Il m’a accusé dans un mail d’être un « idéologue qui traque les musulmans et leurs amis, comme à une certaine époque, on traquait les Juifs et les Justes ». Non seulement cette phrase, mais l’ensemble de son mail est diffamatoire. Il m’accuse de « harcèlement », de contrôle personnel de son ordinateur, de traque des ses articles et conférences, d’avoir monté un « dossier complet sur ses activités…

Ne s’agissait-il pas d’un mail privé ?

Vincent Geisser prétend que ce mail était « intime », mais il l’a adressé au comité de soutien d’une doctorante allocataire de recherche de l’Université Toulouse, licenciée pour cause de port de signes religieux ostentatoires Je ne peux pas croire qu’il ait été naïf au point de croire que son mail allait rester confidentiel. Si vous envoyez un mail non protégé (par chiffrement par exemple) , vous n’avez aucune garantie qu’il ne va pas être diffusé. Pour moi, il s’agit bien de diffamation publique.

Vous avez un contentieux avec Vincent Geisser ?

J’ai découvert l’existence de Vincent Geisser, en septembre 2005, à propos d’une enquête qu’il avait lancée en mai, sur la trajectoire des chercheurs issus des migrations. Il avait sélectionné, dans les fichiers du CNRS, les chercheurs dont le nom avait une consonance maghrébine et leur avait envoyé un questionnaire sur leurs parents, frères et sœurs, conjoints, date d’entrée au CNRS, poste, labo d’affectation, thèmes de recherche, responsabilités pri vées etc., renseignements qui conféraient à ce questionnaire un caractère « nominatif » au sens de la loi CNIL.
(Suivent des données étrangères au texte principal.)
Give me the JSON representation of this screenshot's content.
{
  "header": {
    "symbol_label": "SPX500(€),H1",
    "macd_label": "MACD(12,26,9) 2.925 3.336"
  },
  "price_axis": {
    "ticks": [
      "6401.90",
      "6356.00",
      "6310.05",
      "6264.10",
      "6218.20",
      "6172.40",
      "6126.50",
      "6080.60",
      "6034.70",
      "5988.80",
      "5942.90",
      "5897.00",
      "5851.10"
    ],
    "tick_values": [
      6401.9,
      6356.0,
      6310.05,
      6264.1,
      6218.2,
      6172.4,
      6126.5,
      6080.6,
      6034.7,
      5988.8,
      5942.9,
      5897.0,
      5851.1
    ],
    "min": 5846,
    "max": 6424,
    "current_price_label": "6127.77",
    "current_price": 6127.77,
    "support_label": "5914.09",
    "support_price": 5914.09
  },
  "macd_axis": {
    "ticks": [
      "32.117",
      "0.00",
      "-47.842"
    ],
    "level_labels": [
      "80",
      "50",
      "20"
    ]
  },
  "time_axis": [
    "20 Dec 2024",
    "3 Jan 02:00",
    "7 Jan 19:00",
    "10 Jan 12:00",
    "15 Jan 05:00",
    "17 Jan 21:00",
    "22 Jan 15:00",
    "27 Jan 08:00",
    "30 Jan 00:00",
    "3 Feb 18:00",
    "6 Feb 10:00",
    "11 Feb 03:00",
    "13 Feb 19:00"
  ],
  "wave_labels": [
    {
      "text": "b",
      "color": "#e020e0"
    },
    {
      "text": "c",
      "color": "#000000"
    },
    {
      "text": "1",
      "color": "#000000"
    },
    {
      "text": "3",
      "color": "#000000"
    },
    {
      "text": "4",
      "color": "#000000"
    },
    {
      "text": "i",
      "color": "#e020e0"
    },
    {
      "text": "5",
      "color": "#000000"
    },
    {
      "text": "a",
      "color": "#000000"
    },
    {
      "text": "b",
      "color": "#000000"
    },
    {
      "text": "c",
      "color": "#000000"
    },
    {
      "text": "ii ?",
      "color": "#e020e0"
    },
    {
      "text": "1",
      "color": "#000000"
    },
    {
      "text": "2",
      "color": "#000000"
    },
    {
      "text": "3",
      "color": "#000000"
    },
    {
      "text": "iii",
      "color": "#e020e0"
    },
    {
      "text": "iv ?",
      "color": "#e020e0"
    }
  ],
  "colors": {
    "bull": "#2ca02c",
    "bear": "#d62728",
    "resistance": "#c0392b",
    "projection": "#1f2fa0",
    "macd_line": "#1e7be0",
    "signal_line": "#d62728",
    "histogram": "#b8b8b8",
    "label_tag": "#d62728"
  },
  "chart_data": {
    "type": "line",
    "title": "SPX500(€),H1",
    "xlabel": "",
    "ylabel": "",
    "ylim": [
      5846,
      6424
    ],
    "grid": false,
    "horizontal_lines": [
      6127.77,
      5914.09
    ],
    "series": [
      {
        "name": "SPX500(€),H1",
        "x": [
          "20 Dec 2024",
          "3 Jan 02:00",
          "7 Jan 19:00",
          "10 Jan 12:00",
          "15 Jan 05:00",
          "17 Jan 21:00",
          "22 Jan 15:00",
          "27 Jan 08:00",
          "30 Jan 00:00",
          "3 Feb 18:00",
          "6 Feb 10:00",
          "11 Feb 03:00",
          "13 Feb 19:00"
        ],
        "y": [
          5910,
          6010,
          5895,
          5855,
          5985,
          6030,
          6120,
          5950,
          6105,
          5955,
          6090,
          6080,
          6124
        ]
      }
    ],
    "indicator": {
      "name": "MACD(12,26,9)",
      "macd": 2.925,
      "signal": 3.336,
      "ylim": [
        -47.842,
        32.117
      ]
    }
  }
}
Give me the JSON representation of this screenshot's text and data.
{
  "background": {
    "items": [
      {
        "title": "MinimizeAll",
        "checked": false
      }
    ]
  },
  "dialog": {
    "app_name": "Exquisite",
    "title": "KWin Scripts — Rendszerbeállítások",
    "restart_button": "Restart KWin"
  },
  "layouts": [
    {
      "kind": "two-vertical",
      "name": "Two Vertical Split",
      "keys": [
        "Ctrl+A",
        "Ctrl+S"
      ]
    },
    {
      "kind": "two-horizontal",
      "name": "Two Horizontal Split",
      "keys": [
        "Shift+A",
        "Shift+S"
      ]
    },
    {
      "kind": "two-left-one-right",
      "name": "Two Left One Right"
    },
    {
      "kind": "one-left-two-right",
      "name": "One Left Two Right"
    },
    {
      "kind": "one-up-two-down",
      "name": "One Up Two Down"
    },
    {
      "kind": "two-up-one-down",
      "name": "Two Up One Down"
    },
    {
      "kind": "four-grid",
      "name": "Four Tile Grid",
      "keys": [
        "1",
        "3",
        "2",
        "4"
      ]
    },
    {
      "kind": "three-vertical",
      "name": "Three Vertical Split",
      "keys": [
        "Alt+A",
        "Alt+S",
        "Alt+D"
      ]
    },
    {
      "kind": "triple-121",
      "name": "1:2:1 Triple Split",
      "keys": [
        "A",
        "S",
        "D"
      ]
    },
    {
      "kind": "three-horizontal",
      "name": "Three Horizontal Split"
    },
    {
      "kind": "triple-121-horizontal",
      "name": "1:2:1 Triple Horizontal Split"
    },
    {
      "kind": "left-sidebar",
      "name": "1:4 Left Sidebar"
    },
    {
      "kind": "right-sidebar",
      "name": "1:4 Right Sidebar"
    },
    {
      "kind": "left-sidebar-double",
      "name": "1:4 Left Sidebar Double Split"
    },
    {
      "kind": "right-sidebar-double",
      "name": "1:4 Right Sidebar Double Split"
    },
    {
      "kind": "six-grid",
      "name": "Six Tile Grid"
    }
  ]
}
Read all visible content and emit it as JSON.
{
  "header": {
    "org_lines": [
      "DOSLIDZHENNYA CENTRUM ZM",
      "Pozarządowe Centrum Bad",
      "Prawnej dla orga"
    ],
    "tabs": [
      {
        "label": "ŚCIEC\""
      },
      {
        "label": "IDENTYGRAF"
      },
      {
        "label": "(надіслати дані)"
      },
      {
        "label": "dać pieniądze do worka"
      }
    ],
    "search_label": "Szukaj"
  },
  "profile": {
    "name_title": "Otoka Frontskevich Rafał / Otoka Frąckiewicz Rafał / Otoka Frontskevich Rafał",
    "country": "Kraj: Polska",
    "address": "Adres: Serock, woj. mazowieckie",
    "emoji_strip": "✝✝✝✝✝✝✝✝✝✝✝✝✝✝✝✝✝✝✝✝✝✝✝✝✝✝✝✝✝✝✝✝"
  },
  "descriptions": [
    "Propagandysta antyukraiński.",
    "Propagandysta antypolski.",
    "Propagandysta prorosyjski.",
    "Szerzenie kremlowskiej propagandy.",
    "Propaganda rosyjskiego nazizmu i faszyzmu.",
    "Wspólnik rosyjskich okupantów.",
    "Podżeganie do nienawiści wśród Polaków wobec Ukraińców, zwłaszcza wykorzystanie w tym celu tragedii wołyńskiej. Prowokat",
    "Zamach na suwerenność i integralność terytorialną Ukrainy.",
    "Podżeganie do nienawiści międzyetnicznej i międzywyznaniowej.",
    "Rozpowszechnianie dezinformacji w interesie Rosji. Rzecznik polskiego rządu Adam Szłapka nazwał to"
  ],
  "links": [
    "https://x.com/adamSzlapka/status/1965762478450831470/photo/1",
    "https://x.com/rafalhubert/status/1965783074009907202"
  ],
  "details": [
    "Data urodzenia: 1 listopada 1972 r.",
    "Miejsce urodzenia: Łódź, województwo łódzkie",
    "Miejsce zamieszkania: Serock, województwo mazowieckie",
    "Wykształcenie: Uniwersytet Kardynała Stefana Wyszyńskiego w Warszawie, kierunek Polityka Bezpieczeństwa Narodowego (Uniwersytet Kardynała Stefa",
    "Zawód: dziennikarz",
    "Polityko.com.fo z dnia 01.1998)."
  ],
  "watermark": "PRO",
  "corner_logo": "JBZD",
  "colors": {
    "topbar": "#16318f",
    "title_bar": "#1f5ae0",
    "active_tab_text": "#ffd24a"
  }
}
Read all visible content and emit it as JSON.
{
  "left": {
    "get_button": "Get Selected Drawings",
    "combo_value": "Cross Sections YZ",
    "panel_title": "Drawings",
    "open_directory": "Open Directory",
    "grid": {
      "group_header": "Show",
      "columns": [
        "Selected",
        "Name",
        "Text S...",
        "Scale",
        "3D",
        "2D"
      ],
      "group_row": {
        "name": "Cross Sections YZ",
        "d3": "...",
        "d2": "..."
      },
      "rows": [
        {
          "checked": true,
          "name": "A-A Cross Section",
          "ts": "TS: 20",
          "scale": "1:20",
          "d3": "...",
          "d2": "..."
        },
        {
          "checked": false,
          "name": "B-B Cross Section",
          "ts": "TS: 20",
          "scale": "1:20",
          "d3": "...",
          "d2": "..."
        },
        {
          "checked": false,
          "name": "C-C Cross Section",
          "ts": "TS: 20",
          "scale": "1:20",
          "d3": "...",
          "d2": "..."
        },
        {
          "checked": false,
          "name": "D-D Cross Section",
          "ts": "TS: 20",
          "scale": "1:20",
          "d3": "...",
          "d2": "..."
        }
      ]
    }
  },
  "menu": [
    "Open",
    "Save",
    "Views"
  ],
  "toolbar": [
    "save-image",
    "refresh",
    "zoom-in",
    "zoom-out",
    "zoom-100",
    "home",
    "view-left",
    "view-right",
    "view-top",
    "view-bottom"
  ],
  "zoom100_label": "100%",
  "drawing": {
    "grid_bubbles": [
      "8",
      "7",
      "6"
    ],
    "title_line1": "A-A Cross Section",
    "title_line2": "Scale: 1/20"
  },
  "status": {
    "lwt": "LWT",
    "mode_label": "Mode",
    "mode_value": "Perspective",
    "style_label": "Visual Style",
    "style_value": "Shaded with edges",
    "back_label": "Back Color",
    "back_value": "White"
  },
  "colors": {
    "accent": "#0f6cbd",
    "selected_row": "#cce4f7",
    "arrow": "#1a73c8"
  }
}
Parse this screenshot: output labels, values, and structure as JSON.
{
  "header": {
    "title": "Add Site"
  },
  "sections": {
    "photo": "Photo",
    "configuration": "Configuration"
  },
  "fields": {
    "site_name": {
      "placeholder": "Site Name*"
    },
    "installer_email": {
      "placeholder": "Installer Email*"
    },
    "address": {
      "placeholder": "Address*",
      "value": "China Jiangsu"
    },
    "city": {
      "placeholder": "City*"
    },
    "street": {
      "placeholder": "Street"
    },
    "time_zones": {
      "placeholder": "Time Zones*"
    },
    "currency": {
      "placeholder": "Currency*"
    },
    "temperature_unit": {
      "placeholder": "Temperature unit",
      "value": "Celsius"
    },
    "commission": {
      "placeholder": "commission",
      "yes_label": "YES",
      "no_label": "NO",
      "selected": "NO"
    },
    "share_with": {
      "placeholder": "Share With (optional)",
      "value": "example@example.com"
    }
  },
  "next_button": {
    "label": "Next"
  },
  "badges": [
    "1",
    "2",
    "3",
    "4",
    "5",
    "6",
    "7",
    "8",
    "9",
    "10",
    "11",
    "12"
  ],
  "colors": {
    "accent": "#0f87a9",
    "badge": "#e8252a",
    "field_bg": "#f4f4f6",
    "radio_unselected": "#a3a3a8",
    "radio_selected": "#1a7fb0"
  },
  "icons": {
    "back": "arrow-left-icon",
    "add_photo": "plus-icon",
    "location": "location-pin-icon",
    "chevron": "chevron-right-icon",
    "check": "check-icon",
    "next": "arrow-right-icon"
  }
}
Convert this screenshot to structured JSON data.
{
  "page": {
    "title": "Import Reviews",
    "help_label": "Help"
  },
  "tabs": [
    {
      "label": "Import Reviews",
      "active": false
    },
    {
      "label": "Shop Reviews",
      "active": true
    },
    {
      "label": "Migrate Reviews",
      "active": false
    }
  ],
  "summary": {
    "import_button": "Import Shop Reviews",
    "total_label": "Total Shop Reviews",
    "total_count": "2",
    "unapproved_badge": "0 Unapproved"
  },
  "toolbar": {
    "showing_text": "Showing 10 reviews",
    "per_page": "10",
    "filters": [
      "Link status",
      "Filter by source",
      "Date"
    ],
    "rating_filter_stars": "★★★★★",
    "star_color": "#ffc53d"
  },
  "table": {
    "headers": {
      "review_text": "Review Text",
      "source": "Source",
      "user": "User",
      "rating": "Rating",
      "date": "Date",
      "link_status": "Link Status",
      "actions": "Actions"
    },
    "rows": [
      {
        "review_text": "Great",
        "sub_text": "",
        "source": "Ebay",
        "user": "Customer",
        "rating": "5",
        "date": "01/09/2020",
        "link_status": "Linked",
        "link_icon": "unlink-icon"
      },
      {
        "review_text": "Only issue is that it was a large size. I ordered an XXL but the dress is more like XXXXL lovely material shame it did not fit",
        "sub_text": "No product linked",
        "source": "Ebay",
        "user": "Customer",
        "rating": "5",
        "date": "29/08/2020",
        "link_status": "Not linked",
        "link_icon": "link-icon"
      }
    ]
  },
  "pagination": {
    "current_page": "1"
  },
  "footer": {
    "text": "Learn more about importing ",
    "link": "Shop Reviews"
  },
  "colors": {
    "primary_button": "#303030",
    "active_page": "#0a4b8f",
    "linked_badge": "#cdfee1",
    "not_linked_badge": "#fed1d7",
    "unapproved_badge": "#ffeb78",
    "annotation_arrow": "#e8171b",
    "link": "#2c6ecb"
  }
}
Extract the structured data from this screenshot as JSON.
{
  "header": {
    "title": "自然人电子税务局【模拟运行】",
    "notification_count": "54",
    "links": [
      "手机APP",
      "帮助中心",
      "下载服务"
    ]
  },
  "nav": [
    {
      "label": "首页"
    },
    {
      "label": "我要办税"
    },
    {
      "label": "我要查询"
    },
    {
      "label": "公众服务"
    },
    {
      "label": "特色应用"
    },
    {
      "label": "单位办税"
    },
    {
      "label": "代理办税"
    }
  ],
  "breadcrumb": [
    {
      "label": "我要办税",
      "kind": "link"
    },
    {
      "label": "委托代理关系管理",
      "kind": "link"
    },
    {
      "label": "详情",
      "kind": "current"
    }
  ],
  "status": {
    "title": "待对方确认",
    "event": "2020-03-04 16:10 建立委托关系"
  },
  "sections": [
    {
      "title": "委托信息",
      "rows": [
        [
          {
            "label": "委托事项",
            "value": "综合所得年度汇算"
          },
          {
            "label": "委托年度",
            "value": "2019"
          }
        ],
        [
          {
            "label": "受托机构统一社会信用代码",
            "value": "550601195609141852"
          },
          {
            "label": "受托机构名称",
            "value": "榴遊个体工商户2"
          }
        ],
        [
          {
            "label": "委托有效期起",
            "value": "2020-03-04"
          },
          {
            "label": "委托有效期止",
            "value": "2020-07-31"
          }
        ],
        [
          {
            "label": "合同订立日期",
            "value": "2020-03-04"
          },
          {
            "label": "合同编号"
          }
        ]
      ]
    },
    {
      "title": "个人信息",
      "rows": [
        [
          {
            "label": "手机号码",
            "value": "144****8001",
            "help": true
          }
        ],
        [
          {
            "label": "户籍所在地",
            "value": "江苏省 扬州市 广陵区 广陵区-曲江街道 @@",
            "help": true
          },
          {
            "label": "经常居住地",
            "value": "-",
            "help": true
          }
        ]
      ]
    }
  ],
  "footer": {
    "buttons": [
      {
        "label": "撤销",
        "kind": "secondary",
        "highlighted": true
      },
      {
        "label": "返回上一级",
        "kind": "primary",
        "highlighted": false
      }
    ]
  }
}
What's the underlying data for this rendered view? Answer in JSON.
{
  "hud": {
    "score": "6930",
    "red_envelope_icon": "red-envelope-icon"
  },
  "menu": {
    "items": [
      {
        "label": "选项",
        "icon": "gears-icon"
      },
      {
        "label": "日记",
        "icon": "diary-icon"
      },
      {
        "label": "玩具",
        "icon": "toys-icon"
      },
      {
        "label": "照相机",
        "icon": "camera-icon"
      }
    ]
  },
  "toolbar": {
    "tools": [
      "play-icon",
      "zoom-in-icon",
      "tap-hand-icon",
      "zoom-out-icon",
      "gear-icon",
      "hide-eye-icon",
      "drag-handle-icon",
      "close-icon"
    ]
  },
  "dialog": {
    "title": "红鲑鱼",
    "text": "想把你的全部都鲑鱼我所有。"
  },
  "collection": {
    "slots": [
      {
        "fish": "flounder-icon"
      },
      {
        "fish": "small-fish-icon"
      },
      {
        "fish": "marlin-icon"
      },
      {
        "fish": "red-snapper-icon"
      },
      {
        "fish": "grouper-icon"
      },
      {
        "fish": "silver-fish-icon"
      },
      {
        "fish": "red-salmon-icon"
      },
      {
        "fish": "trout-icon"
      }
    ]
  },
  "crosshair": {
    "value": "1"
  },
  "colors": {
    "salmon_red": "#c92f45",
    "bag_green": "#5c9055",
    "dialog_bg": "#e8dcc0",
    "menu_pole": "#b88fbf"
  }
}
En l’absence d’autorisation préalable de la CNIL, la constitution de tels fichiers (mailing et questionnaire), relève du code pénal. Comment ont réagi les chercheurs ?

J’ai eu écho de cette affaire courant septembre 2005, notamment par un appel de la responsable CNIL du CNRS, inquiète de risques de dépôts de plainte par des chercheurs qui contestaient la légalité de ce questionnaire. Vincent Geisser et son directeur, avaient été saisis très tôt du problème par au moins une personne (directrice de recherches), sans succès. J’ai immédiatement alerté le directeur de l’IREMAM et lui ai conseillé d’engager au plus vite une régularisation de l’enquête en liaison avec la responsable CNIL du CNRS et de prendre des précautions de protection des fichiers, pour éviter plusieurs articles du code pénal. Un essai de régularisation du dossier auprès de la CNIL a été tenté, avec mon soutien technique, mais il n’a pu aboutir, du fait de l’impossibilité de répondre aux objections formulées par la CNIL. Je n’ai donc aucune responsabilité dans cet arrêt du questionnaire et ceci n’a strictement rien à voir avec une prétendue sanction des travaux de Vincent Geisser sur l’islamophobie.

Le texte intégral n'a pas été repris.